Tatsächlich wirkte der Junge manchmal etwas fitter - soweit ich das über die Distanz der Straße erkennen konnte, allzu penetrant wollte ich ja auch nicht starren. Dann wieder wirkte er schwächer. Und ich spürte diese seltsame Gleichzeitigkeit - wenn man von verheerenden Erdrutschen oder Bürgerkriegen liest und sich das Mitgefühl mit der Erleichterung mischt, nicht selbst betroffen zu sein: Da sitze ich mit meinem gesunden Sohn im Arm, und da drüben stirbt gerade ein anderer in Zeitlupe. Dass ich froh bin, dass es nicht umgekehrt ist, ist natürlich ein menschlicher Gedanke. Aber nichts, worauf ich stolz sein könnte.
Dabei weiß ich ja, dass es jede und jeden treffen kann, jederzeit. Mich, dich, mein Kind, dein Kind. Seit ich mit 16 Halbwaise wurde, bin ich mit dieser Möglichkeit bestens vertraut: Der Tod ist ein Kumpel – einfach, weil er immer mit am Tisch sitzt.
* * *
Eines Morgens war der Junge nicht mehr da.
Ich traf dann den Vater auf der Straße, wo er ruhig und gefasst mit anderen Nachbarn sprach. Er erzählte von der letzten Nacht seines Sohnes im Krankenhaus: dass ein Freund gemeinsam mit der Nachtschwester das Bett nach draußen geschoben hatte, und der Junge in der Sommernacht unter den Sternen lag. Und wie die beiden Freunde noch einen Joint rauchten und morgens um fünf alles zu Ende war.

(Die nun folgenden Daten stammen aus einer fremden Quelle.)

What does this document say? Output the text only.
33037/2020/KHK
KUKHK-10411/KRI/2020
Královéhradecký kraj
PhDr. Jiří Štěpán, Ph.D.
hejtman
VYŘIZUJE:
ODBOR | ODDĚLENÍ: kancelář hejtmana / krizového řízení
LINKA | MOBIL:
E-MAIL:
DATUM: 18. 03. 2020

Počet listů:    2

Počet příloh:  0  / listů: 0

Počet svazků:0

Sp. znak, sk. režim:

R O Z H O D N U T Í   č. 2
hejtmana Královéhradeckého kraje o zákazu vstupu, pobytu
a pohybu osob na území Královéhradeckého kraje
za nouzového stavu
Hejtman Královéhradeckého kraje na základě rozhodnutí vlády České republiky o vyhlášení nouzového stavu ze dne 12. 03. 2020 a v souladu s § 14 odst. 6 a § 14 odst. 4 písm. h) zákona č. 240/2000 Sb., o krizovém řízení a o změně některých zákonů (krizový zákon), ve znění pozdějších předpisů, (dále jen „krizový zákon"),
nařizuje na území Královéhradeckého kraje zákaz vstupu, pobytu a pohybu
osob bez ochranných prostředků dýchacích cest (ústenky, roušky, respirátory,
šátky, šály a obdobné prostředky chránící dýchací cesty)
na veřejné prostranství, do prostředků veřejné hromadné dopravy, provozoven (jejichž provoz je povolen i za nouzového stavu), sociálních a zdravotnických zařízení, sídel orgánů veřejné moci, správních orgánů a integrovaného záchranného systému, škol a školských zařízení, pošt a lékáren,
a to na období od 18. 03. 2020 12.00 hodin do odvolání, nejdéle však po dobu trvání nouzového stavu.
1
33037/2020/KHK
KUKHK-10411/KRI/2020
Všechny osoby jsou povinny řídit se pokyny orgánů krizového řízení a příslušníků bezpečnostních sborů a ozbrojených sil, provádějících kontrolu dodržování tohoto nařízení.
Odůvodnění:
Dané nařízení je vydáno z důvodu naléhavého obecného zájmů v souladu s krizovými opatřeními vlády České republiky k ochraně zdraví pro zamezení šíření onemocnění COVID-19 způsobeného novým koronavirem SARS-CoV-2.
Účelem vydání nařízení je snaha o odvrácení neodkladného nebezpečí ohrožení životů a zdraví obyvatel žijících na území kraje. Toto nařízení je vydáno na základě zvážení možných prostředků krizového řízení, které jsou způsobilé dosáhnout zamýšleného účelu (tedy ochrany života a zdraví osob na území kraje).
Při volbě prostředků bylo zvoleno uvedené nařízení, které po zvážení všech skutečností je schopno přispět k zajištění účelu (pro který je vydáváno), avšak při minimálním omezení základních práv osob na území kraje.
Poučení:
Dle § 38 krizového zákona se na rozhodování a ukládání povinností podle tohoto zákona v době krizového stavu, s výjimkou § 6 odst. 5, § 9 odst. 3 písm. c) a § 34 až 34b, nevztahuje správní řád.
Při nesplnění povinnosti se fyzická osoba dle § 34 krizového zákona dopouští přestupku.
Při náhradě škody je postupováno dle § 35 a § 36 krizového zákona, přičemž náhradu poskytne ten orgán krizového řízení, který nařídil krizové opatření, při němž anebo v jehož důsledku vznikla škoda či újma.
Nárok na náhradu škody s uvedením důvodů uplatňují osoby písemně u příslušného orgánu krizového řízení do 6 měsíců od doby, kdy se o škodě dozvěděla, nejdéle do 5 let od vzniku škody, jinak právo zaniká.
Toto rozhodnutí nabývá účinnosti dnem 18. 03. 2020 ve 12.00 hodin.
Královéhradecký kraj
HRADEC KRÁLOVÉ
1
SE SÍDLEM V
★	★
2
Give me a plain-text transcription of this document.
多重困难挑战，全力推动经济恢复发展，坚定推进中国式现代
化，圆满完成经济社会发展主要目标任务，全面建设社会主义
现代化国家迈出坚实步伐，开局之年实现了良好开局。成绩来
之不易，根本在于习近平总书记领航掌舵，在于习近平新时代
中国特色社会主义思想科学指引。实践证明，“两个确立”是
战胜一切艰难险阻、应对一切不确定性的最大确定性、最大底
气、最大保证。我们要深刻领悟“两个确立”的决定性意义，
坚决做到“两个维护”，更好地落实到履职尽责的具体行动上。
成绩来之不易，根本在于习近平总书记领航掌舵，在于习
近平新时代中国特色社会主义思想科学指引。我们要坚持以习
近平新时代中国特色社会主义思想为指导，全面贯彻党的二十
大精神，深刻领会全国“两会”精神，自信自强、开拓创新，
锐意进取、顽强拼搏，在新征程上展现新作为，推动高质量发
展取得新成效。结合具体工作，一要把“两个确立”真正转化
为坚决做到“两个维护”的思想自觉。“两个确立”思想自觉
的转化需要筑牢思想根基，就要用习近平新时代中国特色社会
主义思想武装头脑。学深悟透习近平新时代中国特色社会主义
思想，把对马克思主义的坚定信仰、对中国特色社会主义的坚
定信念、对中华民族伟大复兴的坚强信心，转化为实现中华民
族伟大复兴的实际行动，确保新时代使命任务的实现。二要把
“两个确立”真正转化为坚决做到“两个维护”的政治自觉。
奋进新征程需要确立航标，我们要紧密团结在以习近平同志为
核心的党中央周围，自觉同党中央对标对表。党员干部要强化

Dann berichtete der Vater, dass er erst vor kurzem einen großen Block Haschisch gekauft hatte für seinen Sohn (das Kiffen linderte seine Schmerzen und wohl auch die Angst) und den jetzt unter dessen Kumpels verteilen wollte. Er ist ein praktisch veranlagter Kreuzberger, der nichts verkommen lassen will.
Und obwohl ich noch nicht mal den Namen des Jungen kannte, weinte ich. Sein Vater nahm mich in den Arm und tröstetet mich, was ich ziemlich absurd fand und andererseits auch wieder nicht.
* * *
Seit diesem Sommer ist der Balkon leergeblieben. Eigentlich müsste manchmal jemand zu sehen sein, aber vielleicht schaue ich auch nicht mehr so oft aus dem Fenster. Aber wenn ich es tue, sehe ich die Pflanzen, die immer noch wuchern und wachsen. Besonders jetzt, nach diesem langen Sommer.
Bis nächste Woche, deine
Judith “heute ohne Tipps” Hyams
PS: Das Vermächtnis des Jungen war folgende Bitte: Hör auf die Signale deines Körpers und kümmere dich gut um ihn! Recht hat er!